Pulse wave analysis performed using SphygmoCor software on both recorded and simulated pressure profiles provided highly interchangeable results when considering basic central pressure waveform characteristic. However, correlations between indices involving calculation of characteristic waveform landmarks were significantly lower, indicating that PWA method is highly sensitive to small differences in supplied pressure profiles. This indicates that the model might need further extension by, for example, incorporating heart model as the inlet boundary condition [30, 33], considering more detailed structure of arterial tree [33, 37], or more detailed outflow conditions at the terminal ends [25].

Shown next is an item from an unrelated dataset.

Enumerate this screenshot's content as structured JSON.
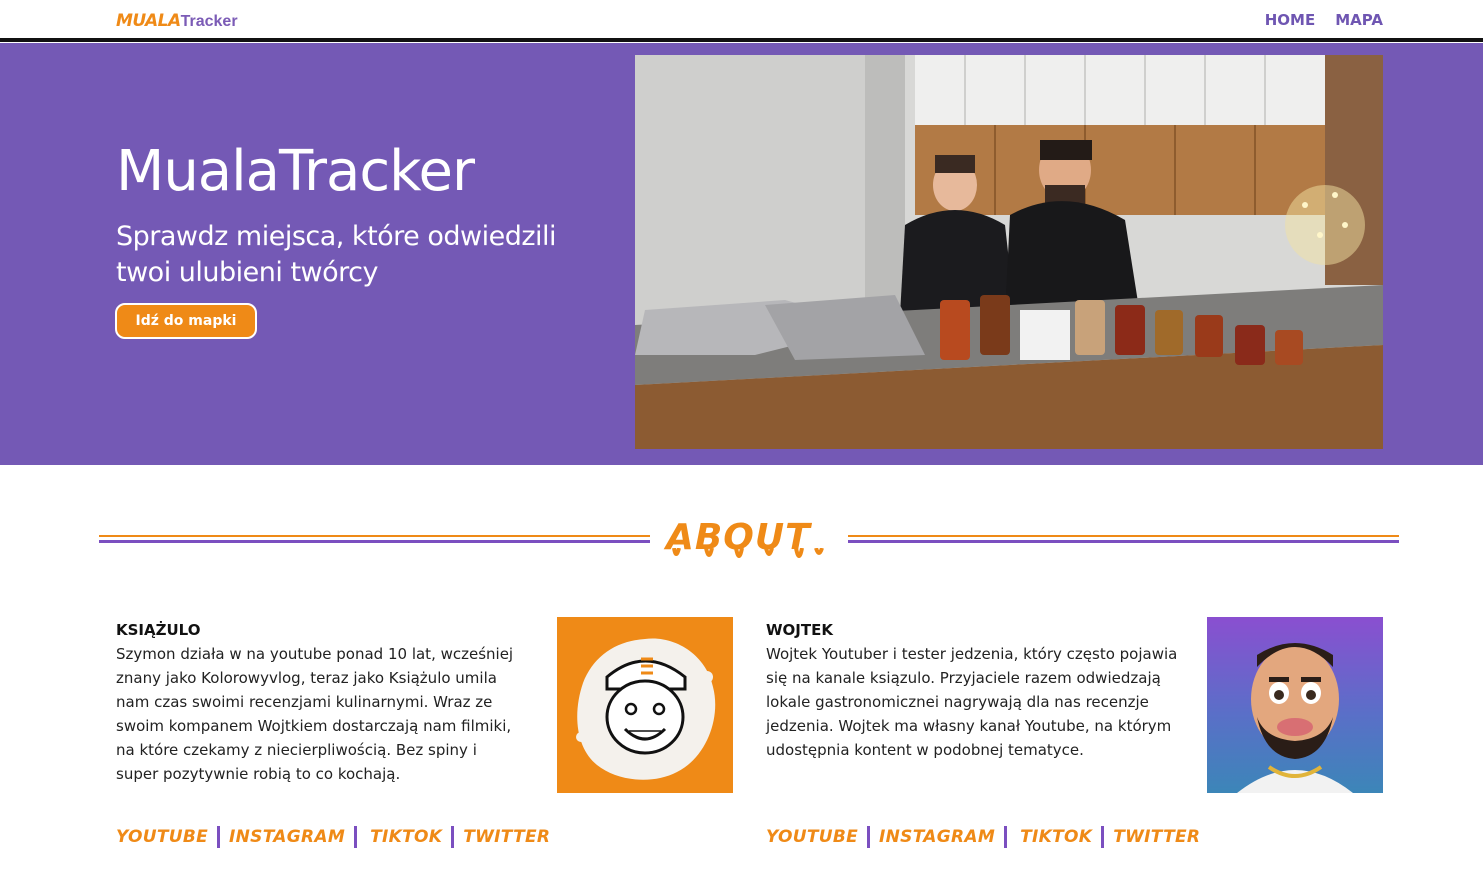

We found that the systolic pressure of the model simulated aortic wave was on average higher by 5 mmHg than the one reconstructed by SphygmoCor software from radial profiles. The problem of central systolic pressure underestimation when using PWA with generalized transfer function approach has been previously reported in the literature [44, 45] (underestimation by 10–13 mmHg on average). This underestimation is typically attributed to the inaccuracies of the oscillometric brachial cuff measurements used in PWA for radial pulse waveform calibration, but our study suggests that at least some of this underestimation can be attributed to the inaccuracy of generalized transfer function itself. Recent studies have shown that PWA with its augmentation index is not a surrogate measure for pulse wave velocity and thus, it may not be the appropriate way to assess the arterial stiffness [17, 46, 47]. This observation is confirmed by our study as none of the subject-specific parameters related to the vessel wall elasticity (k1 and k3) correlated with the measured augmentation index. Interestingly, most of the variance in the PWA derived augmentation index is explained by the parameter describing the shape of the heart ejection profile (parameter τ), i.e. the steeper is the ejection profile the smaller is the augmentation index, Fig 6A. Slower ejection could indicate that the heart is working under higher workload and this could explain the correlation of augmentation index with cardiovascular risk factors [48].

Our results indicate that the model can serve as a framework to computationally investigate various virtual patient scenarios for pulse wave analysis methods. This is especially important for the cohorts with many additional cardiovascular pathologies such as patients with end stage renal disease, in which standard PWA might be affected by existence of arteriovenous (AV) fistula or substantial fluid overload. The creation of an AV fistula induces a substantial disturbance of systemic blood flow (fistula flow may be over 600 mL/min) and causes an adverse imbalance between subendocardial oxygen supply and increased oxygen demand following increased cardiac output [49]. In such cases the framework could help with derivation of more personalized transfer functions to increase PWA accuracy. Moreover, one could study the dependence of PWA results on the existence of local vasculopathy lesions by modifying geometry (Eq (1)) and elasticity (Eq (3)) for selected elements of the arterial tree. Finally, PWA method based on locating inflection points has recognized limitations [50] and predicted landmarks necessary to calculate AI do not correspond with those calculated using gold-standard Westerhof’s wave separation method [51]. The latter method requires information about blood flow in the aorta and thus the model, if validated prospectively, could provide a surrogate measure for central blood flow profile which would allow for utilization of more accurate wave separation analysis. Additional prospective validation of the model could be based on data from patients with left heart catheter or, if only non-invasive measurements are possible, using data from e.g. impedance cardiography and Doppler ultrasound test.